All deaths and births happen with the tribe. Our Shaman had said when we started, “around the fuego, the family would gather each night and share what they had done that day, so that all the generations could understand the world from each other’s perspective”. I felt that now. Everyone was here for my initiation into this understanding of what life is. Even though we let ourselves forget. I became increasingly more confident in my role as the tribute, the initiate, the child, the spokesperson of my tribe and the human experience and said everything that came into my head. “I LOVE my sister. I love Megan! I Love! What the fuck?!”
“This is all for me, but I am everybody… this is so special!” I thought of all the lives I could live and all the ways I could expand. “Oh, I’m so curious,” I whispered into the ground, for I was now laying face down on the ground. All the people I wanted to make out with. I started gyrating my hips. It just felt SO good. My hips in the air, on my knees, I was grinding into whatever was below me. There was no space and time, and I was copulating in the name of this experience, this play that we’re all participating in, this eternal reproducing. I was making love to the Earth. I saw myself pregnant - and letting go of the illusion my ego had crafted that I don’t want children. I saw in the periphery all of the different lives and the children I would have. All of the partners I was no longer afraid to love. Ego makes you afraid to be who you are. Makes you think you have to put up this front. This cool exterior. You can never relax.
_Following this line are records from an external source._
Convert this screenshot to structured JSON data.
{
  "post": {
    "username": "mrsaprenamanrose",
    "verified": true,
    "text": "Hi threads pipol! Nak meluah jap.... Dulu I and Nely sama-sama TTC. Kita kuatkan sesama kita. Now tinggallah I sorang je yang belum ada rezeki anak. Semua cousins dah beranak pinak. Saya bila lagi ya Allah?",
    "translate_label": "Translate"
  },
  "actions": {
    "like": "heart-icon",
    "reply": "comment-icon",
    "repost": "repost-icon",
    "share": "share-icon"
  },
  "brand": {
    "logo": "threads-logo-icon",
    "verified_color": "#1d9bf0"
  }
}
“I understand Animal Collective” I cheered. “I understand Kristen Hersh!” I could see how all the art that I took in, all the music I listened to. All the darkness I gravitated towards had led me to this moment. This marvelous string of realizations, with more to come. That was it - yes! I had to accept the darkness and the misery to ever reach the beauty. I LOVE people. People make this life worthwhile. Sure, you have your Lucy’s in the Peanuts squad, but when it comes down to it, everyone’s just doin’ their own thing. And that’s what makes acts of kindness and love so beautiful. My misery is my own, and it’s mine as long as I choose to hang onto it. My sister’s and my misery were the same, though we grew with it in different ways. I could go comfort her when the tears made a return visit, but when it comes down to it, only she can heal herself by choosing to let go of the experience of misery. The rest of it was just the joy of being with people. ‘We’re all on our own path, but we’re doing it together,’ Sebastian had said. She was right. I just hadn’t gotten there yet.
I didn’t know it yet, but my time for letting go of such things was approaching. The tree of my Self was beginning to shake and shed leaves.